Le financement participatif (crowdfunding) gagne donc du terrain, mais la Belgique accuse un retard par rapport à la Grande-Bretagne, les Pays-Bas et la France, comme l’indique Look & Fin, dont le crowdfunding est la spécialité. En effet, la majorité des entreprises interrogées (55 %) ne connaît pas les termes crowdlending ou prêt participatif et seules 8 % d’entre elles ont déjà eu recours au crowdlending ou crowdfunding. Enfin, les commanditaires de l’enquête soulignent que de nombreuses PME ne peuvent pas bénéficier des incitants fiscaux prévus dans le tax shelter pour startups entré en vigueur l’an dernier car il s’adresse uniquement aux entreprises existant depuis 4 ans maximum.
Après ce constat que je qualifierais de décevant sur le crowdfunding en Belgique, j’aimerais vous poser les questions suivantes, monsieur le ministre.

Que comptez-vous faire pour remédier à cette méconnaissance des systèmes de financements participatifs au sein de nos PME? Je sais que vous revoyez actuellement votre projet de tax shelter pour PME. Comptez-vous élargir les conditions d’utilisation du tax shelter pour entreprises afin d’y inclure les entreprises dépassant les quatre ans d’existence? Par ailleurs, le groupe Ecolo-Groen avait déposé, l’année dernière, une proposition de loi qui élargissait le tax shelter PME aux plates-formes decrowdfunding qu’on appelle des « rewards », c’est-à-dire celles qui font en sorte qu’on ne devient pas directement actionnaire, par une prise de participation, mais d’investir dans une entreprise et avoir des retours non financiers. On peut penser à des bacs de bière, à l’instar d’une micro-brasserie qui a connu un certain succès à Bruxelles et qui s’est financée par ce biais. Ce pourrait être aussi une partie de production de champignons, que l’on cultive sur du marc de café, en guise de retour sur investissements.
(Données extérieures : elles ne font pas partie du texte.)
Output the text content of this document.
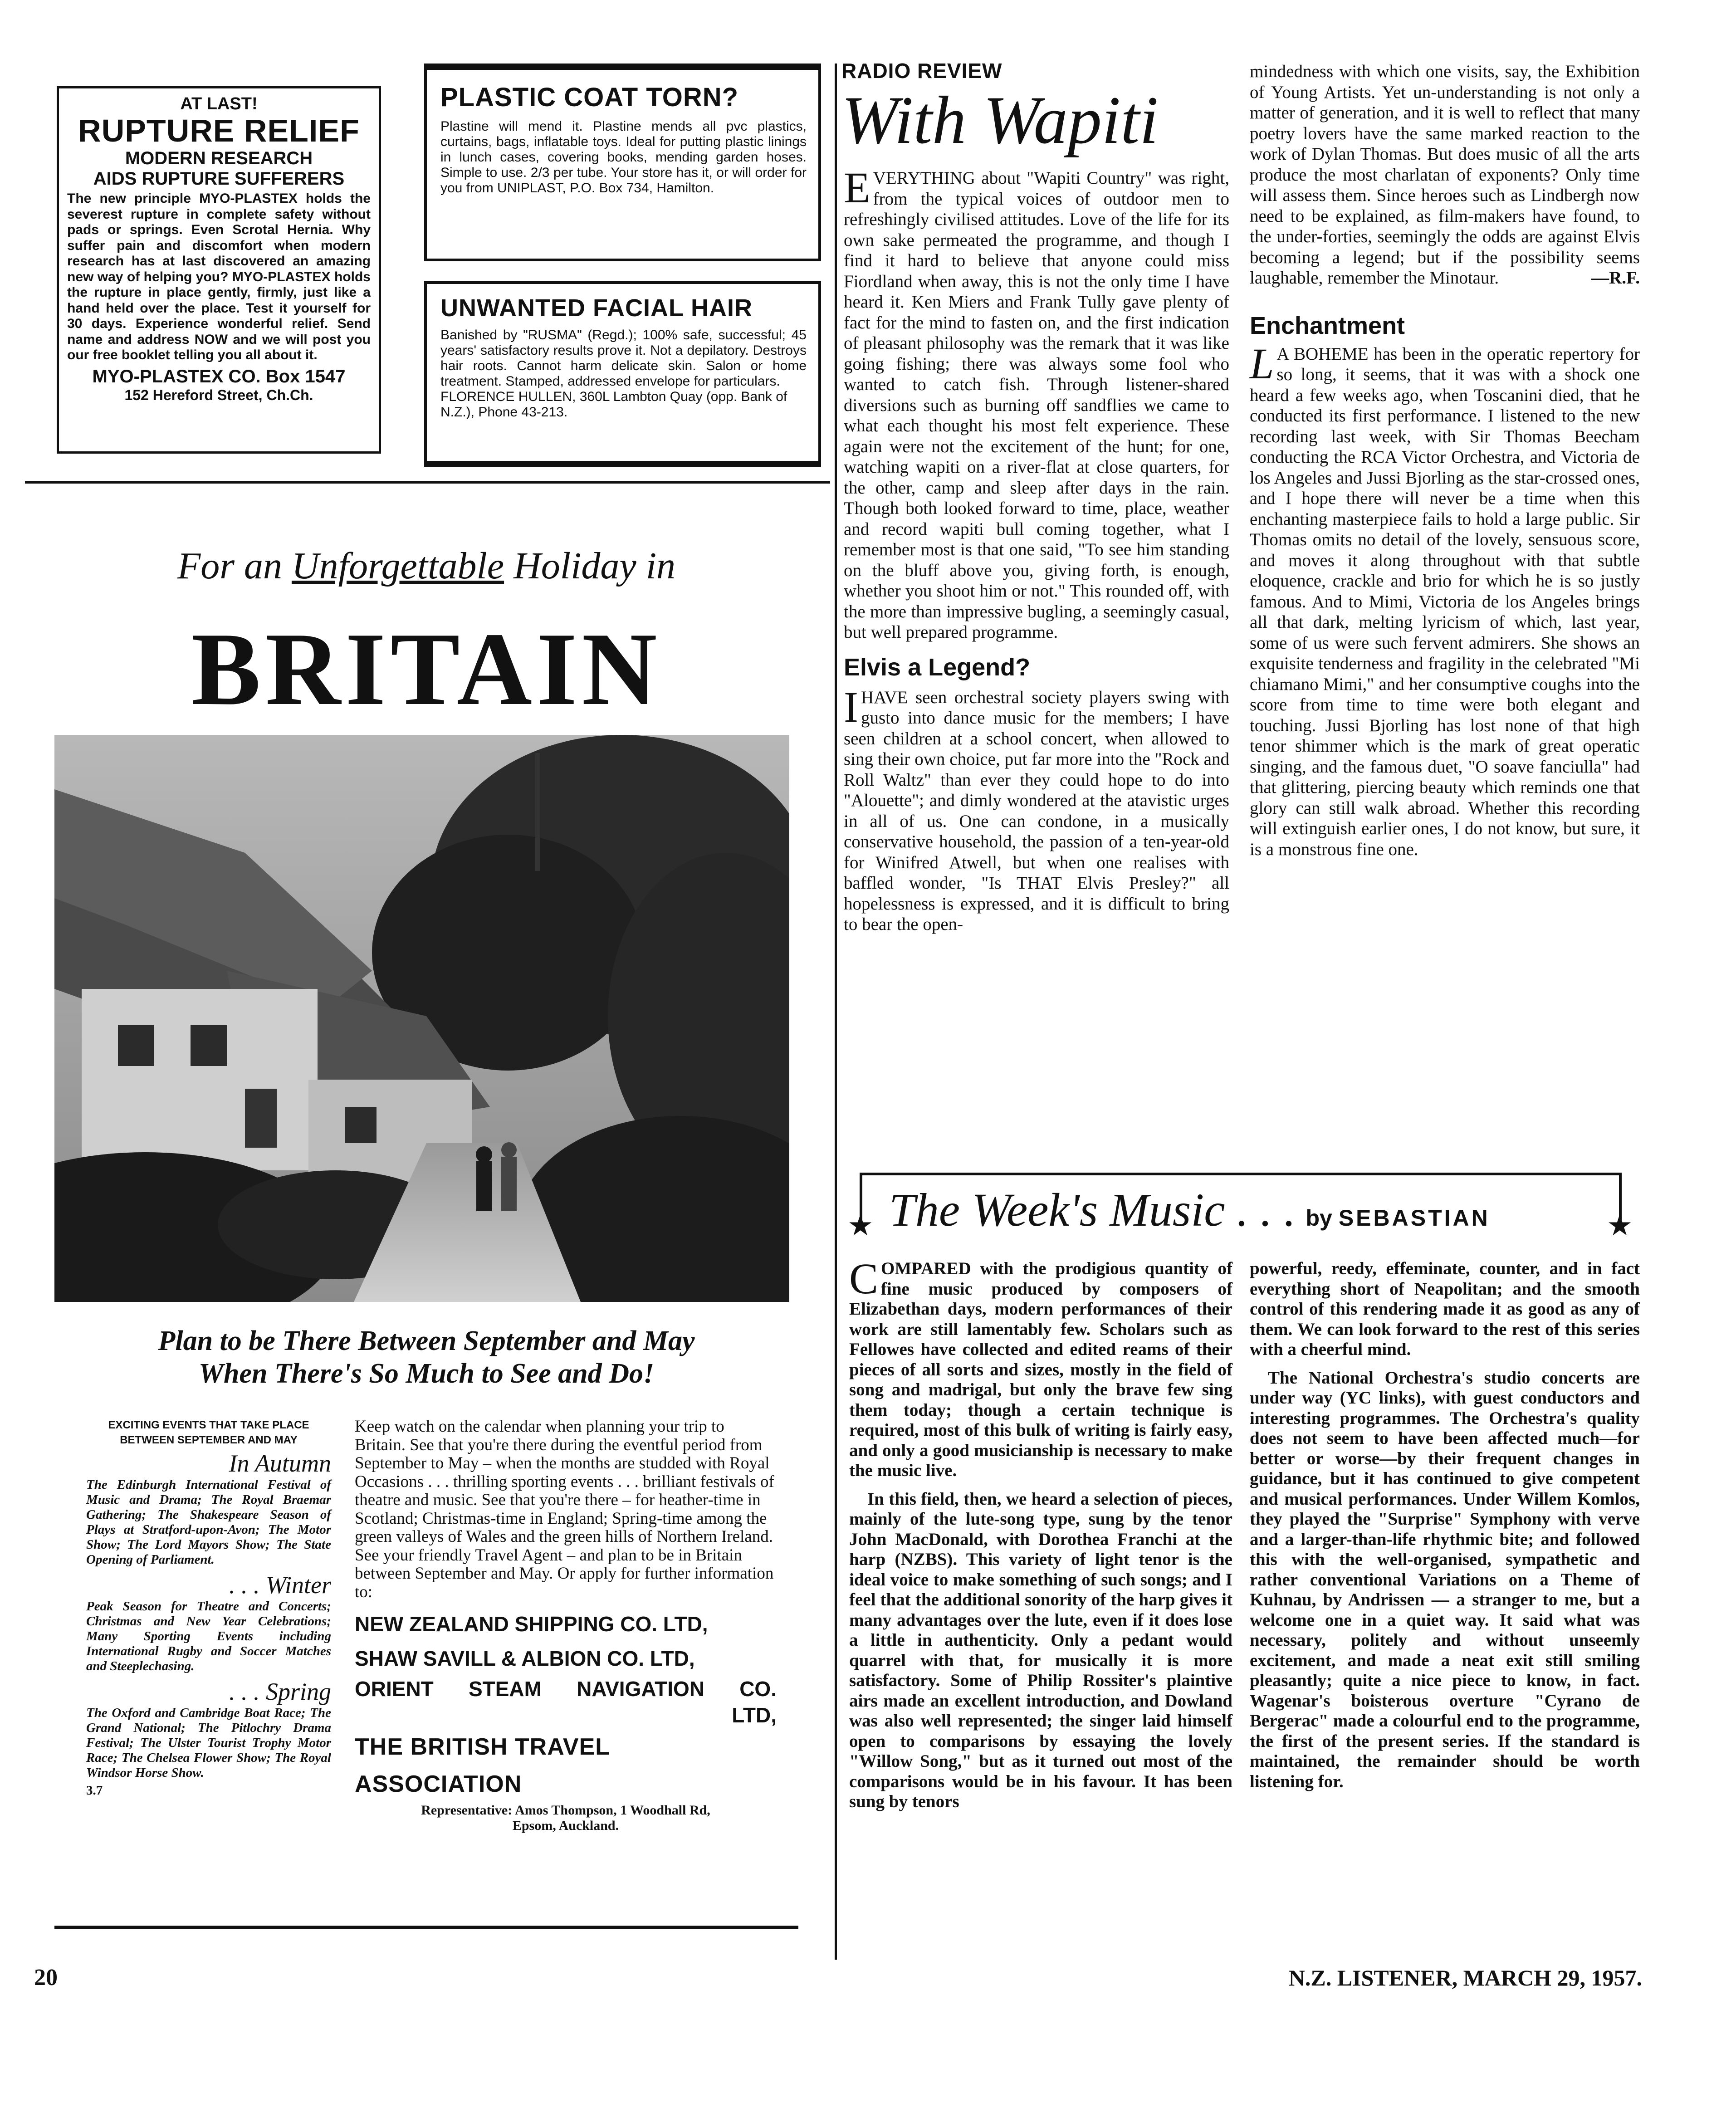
AT LAST!
RUPTURE RELIEF
MODERN RESEARCH
AIDS RUPTURE SUFFERERS
The new principle MYO-PLASTEX holds the severest rupture in complete safety without pads or springs. Even Scrotal Hernia. Why suffer pain and discomfort when modern research has at last discovered an amazing new way of helping you? MYO-PLASTEX holds the rupture in place gently, firmly, just like a hand held over the place. Test it yourself for 30 days. Experience wonderful relief. Send name and address NOW and we will post you our free booklet telling you all about it.
MYO-PLASTEX CO. Box 1547
152 Hereford Street, Ch.Ch.
PLASTIC COAT TORN?
Plastine will mend it. Plastine mends all pvc plastics, curtains, bags, inflatable toys. Ideal for putting plastic linings in lunch cases, covering books, mending garden hoses. Simple to use. 2/3 per tube. Your store has it, or will order for you from UNIPLAST, P.O. Box 734, Hamilton.
UNWANTED FACIAL HAIR
Banished by "RUSMA" (Regd.); 100% safe, successful; 45 years' satisfactory results prove it. Not a depilatory. Destroys hair roots. Cannot harm delicate skin. Salon or home treatment. Stamped, addressed envelope for particulars.
FLORENCE HULLEN, 360L Lambton Quay (opp. Bank of N.Z.), Phone 43-213.
For an Unforgettable Holiday in
BRITAIN
Plan to be There Between September and May
When There's So Much to See and Do!
EXCITING EVENTS THAT TAKE PLACE
BETWEEN SEPTEMBER AND MAY
In Autumn
The Edinburgh International Festival of Music and Drama; The Royal Braemar Gathering; The Shakespeare Season of Plays at Stratford-upon-Avon; The Motor Show; The Lord Mayors Show; The State Opening of Parliament.
. . . Winter
Peak Season for Theatre and Concerts; Christmas and New Year Celebrations; Many Sporting Events including International Rugby and Soccer Matches and Steeplechasing.
. . . Spring
The Oxford and Cambridge Boat Race; The Grand National; The Pitlochry Drama Festival; The Ulster Tourist Trophy Motor Race; The Chelsea Flower Show; The Royal Windsor Horse Show.
3.7
Keep watch on the calendar when planning your trip to Britain. See that you're there during the eventful period from September to May – when the months are studded with Royal Occasions . . . thrilling sporting events . . . brilliant festivals of theatre and music. See that you're there – for heather-time in Scotland; Christmas-time in England; Spring-time among the green valleys of Wales and the green hills of Northern Ireland. See your friendly Travel Agent – and plan to be in Britain between September and May. Or apply for further information to:
NEW ZEALAND SHIPPING CO. LTD,
SHAW SAVILL & ALBION CO. LTD,
ORIENT STEAM NAVIGATION CO.
LTD,
THE BRITISH TRAVEL ASSOCIATION
Representative: Amos Thompson, 1 Woodhall Rd,
Epsom, Auckland.
RADIO REVIEW
With Wapiti

E VERYTHING about "Wapiti Country" was right, from the typical voices of outdoor men to refreshingly civilised attitudes. Love of the life for its own sake permeated the programme, and though I find it hard to believe that anyone could miss Fiordland when away, this is not the only time I have heard it. Ken Miers and Frank Tully gave plenty of fact for the mind to fasten on, and the first indication of pleasant philosophy was the remark that it was like going fishing; there was always some fool who wanted to catch fish. Through listener-shared diversions such as burning off sandflies we came to what each thought his most felt experience. These again were not the excitement of the hunt; for one, watching wapiti on a river-flat at close quarters, for the other, camp and sleep after days in the rain. Though both looked forward to time, place, weather and record wapiti bull coming together, what I remember most is that one said, "To see him standing on the bluff above you, giving forth, is enough, whether you shoot him or not." This rounded off, with the more than impressive bugling, a seemingly casual, but well prepared programme.

Elvis a Legend?

I HAVE seen orchestral society players swing with gusto into dance music for the members; I have seen children at a school concert, when allowed to sing their own choice, put far more into the "Rock and Roll Waltz" than ever they could hope to do into "Alouette"; and dimly wondered at the atavistic urges in all of us. One can condone, in a musically conservative household, the passion of a ten-year-old for Winifred Atwell, but when one realises with baffled wonder, "Is THAT Elvis Presley?" all hopelessness is expressed, and it is difficult to bring to bear the open-

mindedness with which one visits, say, the Exhibition of Young Artists. Yet un-understanding is not only a matter of generation, and it is well to reflect that many poetry lovers have the same marked reaction to the work of Dylan Thomas. But does music of all the arts produce the most charlatan of exponents? Only time will assess them. Since heroes such as Lindbergh now need to be explained, as film-makers have found, to the under-forties, seemingly the odds are against Elvis becoming a legend; but if the possibility seems laughable, remember the Minotaur.	—R.F.

Enchantment

L A BOHEME has been in the operatic repertory for so long, it seems, that it was with a shock one heard a few weeks ago, when Toscanini died, that he conducted its first performance. I listened to the new recording last week, with Sir Thomas Beecham conducting the RCA Victor Orchestra, and Victoria de los Angeles and Jussi Bjorling as the star-crossed ones, and I hope there will never be a time when this enchanting masterpiece fails to hold a large public. Sir Thomas omits no detail of the lovely, sensuous score, and moves it along throughout with that subtle eloquence, crackle and brio for which he is so justly famous. And to Mimi, Victoria de los Angeles brings all that dark, melting lyricism of which, last year, some of us were such fervent admirers. She shows an exquisite tenderness and fragility in the celebrated "Mi chiamano Mimi," and her consumptive coughs into the score from time to time were both elegant and touching. Jussi Bjorling has lost none of that high tenor shimmer which is the mark of great operatic singing, and the famous duet, "O soave fanciulla" had that glittering, piercing beauty which reminds one that glory can still walk abroad. Whether this recording will extinguish earlier ones, I do not know, but sure, it is a monstrous fine one.

★	★
The Week's Music . . . by SEBASTIAN

C OMPARED with the prodigious quantity of fine music produced by composers of Elizabethan days, modern performances of their work are still lamentably few. Scholars such as Fellowes have collected and edited reams of their pieces of all sorts and sizes, mostly in the field of song and madrigal, but only the brave few sing them today; though a certain technique is required, most of this bulk of writing is fairly easy, and only a good musicianship is necessary to make the music live.

In this field, then, we heard a selection of pieces, mainly of the lute-song type, sung by the tenor John MacDonald, with Dorothea Franchi at the harp (NZBS). This variety of light tenor is the ideal voice to make something of such songs; and I feel that the additional sonority of the harp gives it many advantages over the lute, even if it does lose a little in authenticity. Only a pedant would quarrel with that, for musically it is more satisfactory. Some of Philip Rossiter's plaintive airs made an excellent introduction, and Dowland was also well represented; the singer laid himself open to comparisons by essaying the lovely "Willow Song," but as it turned out most of the comparisons would be in his favour. It has been sung by tenors

powerful, reedy, effeminate, counter, and in fact everything short of Neapolitan; and the smooth control of this rendering made it as good as any of them. We can look forward to the rest of this series with a cheerful mind.

The National Orchestra's studio concerts are under way (YC links), with guest conductors and interesting programmes. The Orchestra's quality does not seem to have been affected much—for better or worse—by their frequent changes in guidance, but it has continued to give competent and musical performances. Under Willem Komlos, they played the "Surprise" Symphony with verve and a larger-than-life rhythmic bite; and followed this with the well-organised, sympathetic and rather conventional Variations on a Theme of Kuhnau, by Andrissen — a stranger to me, but a welcome one in a quiet way. It said what was necessary, politely and without unseemly excitement, and made a neat exit still smiling pleasantly; quite a nice piece to know, in fact. Wagenar's boisterous overture "Cyrano de Bergerac" made a colourful end to the programme, the first of the present series. If the standard is maintained, the remainder should be worth listening for.

20	N.Z. LISTENER, MARCH 29, 1957.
Cette catégorie d’entrepreneurs n’est pas concernée par le tax shelter et nous aimerions qu’elle le soit.

Enfin, de manière plus générale, quelles mesures envisagez-vous pour soutenir les PME dans leur recherche de financements auprès des banques et auprès des banques publiques en particulier. Je pense évidemment à Belfius. Qu’est-ce qui est mis en place pour que l’attention de ces banques publiques soit tout à fait ciblée vers les PME?
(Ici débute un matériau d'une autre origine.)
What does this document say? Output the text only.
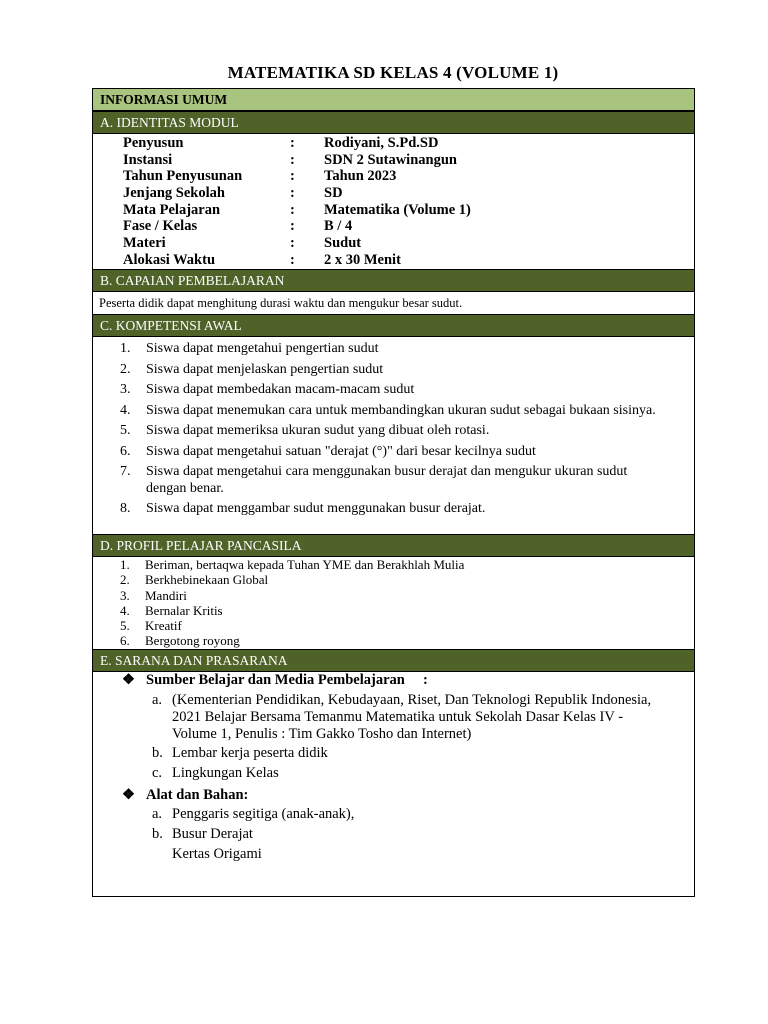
MATEMATIKA SD KELAS 4 (VOLUME 1)
INFORMASI UMUM
A. IDENTITAS MODUL
Penyusun	: Rodiyani, S.Pd.SD
Instansi	: SDN 2 Sutawinangun
Tahun Penyusunan	: Tahun 2023
Jenjang Sekolah	: SD
Mata Pelajaran	: Matematika (Volume 1)
Fase / Kelas	: B / 4
Materi	: Sudut
Alokasi Waktu	: 2 x 30 Menit
B. CAPAIAN PEMBELAJARAN
Peserta didik dapat menghitung durasi waktu dan mengukur besar sudut.
C. KOMPETENSI AWAL
1. Siswa dapat mengetahui pengertian sudut
2. Siswa dapat menjelaskan pengertian sudut
3. Siswa dapat membedakan macam-macam sudut
4. Siswa dapat menemukan cara untuk membandingkan ukuran sudut sebagai bukaan sisinya.
5. Siswa dapat memeriksa ukuran sudut yang dibuat oleh rotasi.
6. Siswa dapat mengetahui satuan "derajat (°)" dari besar kecilnya sudut
7. Siswa dapat mengetahui cara menggunakan busur derajat dan mengukur ukuran sudut dengan benar.
8. Siswa dapat menggambar sudut menggunakan busur derajat.
D. PROFIL PELAJAR PANCASILA
1. Beriman, bertaqwa kepada Tuhan YME dan Berakhlah Mulia
2. Berkhebinekaan Global
3. Mandiri
4. Bernalar Kritis
5. Kreatif
6. Bergotong royong
E. SARANA DAN PRASARANA
❖ Sumber Belajar dan Media Pembelajaran     :
a. (Kementerian Pendidikan, Kebudayaan, Riset, Dan Teknologi Republik Indonesia, 2021 Belajar Bersama Temanmu Matematika untuk Sekolah Dasar Kelas IV - Volume 1, Penulis : Tim Gakko Tosho dan Internet)
b. Lembar kerja peserta didik
c. Lingkungan Kelas
❖ Alat dan Bahan:
a. Penggaris segitiga (anak-anak),
b. Busur Derajat
Kertas Origami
Willy Borsus, ministre: Monsieur le président, monsieur Vanden Burre, j’attire votre attention sur certains des éléments de la réponse suivante à la question de M. Friart, qui nuance certains éléments concernant le constat de financement. Mais vous avez raison: l’article 145/26 du Code des impôts sur les revenus, tel qu’instauré par la loi-programme d’août 2015 instaure une réduction d’impôts concernant les investissements réalisés auprès des PME débutantes, c’est-à-dire de moins de 48 mois.
En fait, dès le départ, la réduction d’impôts trouve à s’appliquer à travers quatre canaux. Elle s’applique dans le cadre d’une prise de participation directe dans le capital des sociétés éligibles, d’un investissement en actions ou en prêts réalisés via une plate-forme de crowdfunding ainsi que d’un investissement dans un fonds starter qui investit à son tour dans des sociétés éligibles.

Actuellement, seul l’investissement réalisé directement dans le capital des sociétés éligibles donne lieu à la réduction d’impôt mais l’ensemble du mécanisme était prévu originellement, dès l’été 2015.

Les statuts de plates-formes de crowdfunding et de fonds starter nécessitaient toute une série de concertations avec la FSMA, des études techniques, etc. Le texte est en voie de finalisation. Sur l’initiative de mon collègue Van Overtveldt et en concertation avec moi, ces textes seront déposés incessamment au Conseil des ministres.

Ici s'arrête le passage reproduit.